Today, we live in a secular society in which the spiritual dimension has been specifically excluded. In times of crisis we hear of the need for “political” and “military” solutions. Our only hope is in people and their limited wisdom and skills. This was not always the case. Since at least the 9th century monarchs have ordered petitionary prayers to be said in the event of national disasters – such as bad weather or plague – as well as for man-made threats, such as war. In the past people believed in the overruling providence of God in all situations of life and prayed to God for help. In times of personal crisis today many ordinary people still cry out to God for help.

In May 1940, when the German High Command was preparing to “annihilate the British Army”, King George VI requested that a National Day of Prayer be convened on Sunday 26 May for God’s gracious intervention. On that day the nation, in an unprecedented way, devoted itself to prayer. Churches and cathedrals were overflowing with people. With the Allied forces at his mercy Hitler, for some unknown reason, ordered his army to halt for three days and bad weather grounded the Luftwaffe. In those days 338,000 Allied troops were evacuated in a flotilla of boats. On Sunday 9 June a National Day of Thanksgiving was called and Churchill spoke of “the miracle of Dunkirk”.

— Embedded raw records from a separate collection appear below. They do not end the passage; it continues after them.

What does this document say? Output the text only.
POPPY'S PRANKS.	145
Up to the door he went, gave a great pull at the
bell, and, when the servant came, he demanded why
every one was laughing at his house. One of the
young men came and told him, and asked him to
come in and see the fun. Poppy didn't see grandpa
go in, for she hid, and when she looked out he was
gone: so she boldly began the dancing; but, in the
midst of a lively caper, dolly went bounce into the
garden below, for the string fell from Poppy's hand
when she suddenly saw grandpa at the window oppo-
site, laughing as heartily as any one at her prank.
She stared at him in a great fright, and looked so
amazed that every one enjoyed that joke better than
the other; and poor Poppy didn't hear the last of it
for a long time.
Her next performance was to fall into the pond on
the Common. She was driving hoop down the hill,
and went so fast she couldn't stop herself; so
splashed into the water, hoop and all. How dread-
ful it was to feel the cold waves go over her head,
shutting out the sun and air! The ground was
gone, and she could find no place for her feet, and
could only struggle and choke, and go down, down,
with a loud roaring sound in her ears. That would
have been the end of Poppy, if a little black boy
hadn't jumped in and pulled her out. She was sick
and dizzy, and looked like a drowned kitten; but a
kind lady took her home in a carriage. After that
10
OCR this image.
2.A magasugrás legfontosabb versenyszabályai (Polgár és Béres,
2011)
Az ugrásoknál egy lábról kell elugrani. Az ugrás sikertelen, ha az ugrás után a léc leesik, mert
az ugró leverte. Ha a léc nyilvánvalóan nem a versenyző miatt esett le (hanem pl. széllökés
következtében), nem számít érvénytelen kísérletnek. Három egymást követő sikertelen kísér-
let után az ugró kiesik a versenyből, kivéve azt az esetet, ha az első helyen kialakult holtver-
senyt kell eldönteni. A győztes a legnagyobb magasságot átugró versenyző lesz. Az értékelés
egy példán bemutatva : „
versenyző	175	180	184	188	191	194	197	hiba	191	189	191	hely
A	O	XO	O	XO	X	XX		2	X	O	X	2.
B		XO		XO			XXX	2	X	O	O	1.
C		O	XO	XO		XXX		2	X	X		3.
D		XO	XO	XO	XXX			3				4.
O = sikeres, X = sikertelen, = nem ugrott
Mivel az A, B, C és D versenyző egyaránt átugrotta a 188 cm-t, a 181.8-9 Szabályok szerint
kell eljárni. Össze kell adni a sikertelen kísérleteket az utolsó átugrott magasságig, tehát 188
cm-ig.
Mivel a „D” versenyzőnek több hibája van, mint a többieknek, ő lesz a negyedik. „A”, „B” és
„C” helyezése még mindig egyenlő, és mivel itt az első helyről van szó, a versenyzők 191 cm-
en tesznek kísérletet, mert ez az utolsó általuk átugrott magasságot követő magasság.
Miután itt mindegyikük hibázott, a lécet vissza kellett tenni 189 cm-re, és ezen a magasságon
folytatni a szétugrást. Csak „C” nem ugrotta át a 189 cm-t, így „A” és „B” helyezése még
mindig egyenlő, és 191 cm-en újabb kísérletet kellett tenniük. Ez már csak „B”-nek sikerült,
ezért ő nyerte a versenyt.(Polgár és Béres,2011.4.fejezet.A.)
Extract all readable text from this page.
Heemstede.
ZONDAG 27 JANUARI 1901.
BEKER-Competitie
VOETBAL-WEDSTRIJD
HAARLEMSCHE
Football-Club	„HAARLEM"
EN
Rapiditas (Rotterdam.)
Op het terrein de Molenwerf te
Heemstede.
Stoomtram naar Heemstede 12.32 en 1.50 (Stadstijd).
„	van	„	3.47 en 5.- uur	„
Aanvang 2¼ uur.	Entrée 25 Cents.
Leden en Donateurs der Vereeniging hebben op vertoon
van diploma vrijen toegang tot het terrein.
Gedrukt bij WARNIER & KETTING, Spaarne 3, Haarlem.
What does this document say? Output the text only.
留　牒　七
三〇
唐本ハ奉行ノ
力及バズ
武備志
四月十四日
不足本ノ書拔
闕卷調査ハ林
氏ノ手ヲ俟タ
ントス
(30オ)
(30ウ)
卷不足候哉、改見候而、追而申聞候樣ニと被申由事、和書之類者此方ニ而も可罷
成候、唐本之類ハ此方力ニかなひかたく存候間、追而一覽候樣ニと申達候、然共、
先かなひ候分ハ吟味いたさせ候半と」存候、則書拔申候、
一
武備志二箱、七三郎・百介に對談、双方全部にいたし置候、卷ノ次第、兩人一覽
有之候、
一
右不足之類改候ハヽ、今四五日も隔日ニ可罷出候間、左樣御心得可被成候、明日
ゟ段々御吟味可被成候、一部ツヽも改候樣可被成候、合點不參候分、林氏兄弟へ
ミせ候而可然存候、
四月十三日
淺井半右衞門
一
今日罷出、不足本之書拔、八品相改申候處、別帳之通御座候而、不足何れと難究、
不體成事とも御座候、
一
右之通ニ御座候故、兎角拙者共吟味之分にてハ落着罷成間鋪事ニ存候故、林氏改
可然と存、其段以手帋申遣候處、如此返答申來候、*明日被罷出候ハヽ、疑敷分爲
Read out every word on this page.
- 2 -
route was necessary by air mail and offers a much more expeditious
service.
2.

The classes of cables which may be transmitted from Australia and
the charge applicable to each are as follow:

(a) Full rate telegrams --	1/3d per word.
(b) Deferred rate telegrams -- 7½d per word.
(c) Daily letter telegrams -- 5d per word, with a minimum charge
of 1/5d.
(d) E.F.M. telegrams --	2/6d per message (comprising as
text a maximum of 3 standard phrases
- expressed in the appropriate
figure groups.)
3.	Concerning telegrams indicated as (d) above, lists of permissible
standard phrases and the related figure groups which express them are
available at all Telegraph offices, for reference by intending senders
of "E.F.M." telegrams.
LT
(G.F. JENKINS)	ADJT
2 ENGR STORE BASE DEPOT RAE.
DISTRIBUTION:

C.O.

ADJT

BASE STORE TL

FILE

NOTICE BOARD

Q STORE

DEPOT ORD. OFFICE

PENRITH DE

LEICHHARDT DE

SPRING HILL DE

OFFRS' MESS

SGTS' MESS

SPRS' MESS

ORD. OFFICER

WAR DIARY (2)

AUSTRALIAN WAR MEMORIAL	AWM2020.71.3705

The creation itself testifies to the power and goodness of God. The earth is unique in the known universe: with the abundance of water and life of all kinds. As we face an environmental crisis, and some people talk of the “extinction” of the human race, how reassuring it is to know that the God who created all things also upholds and sustains all things. We are frail and vulnerable but there is an almighty hand that graciously guides the course of history.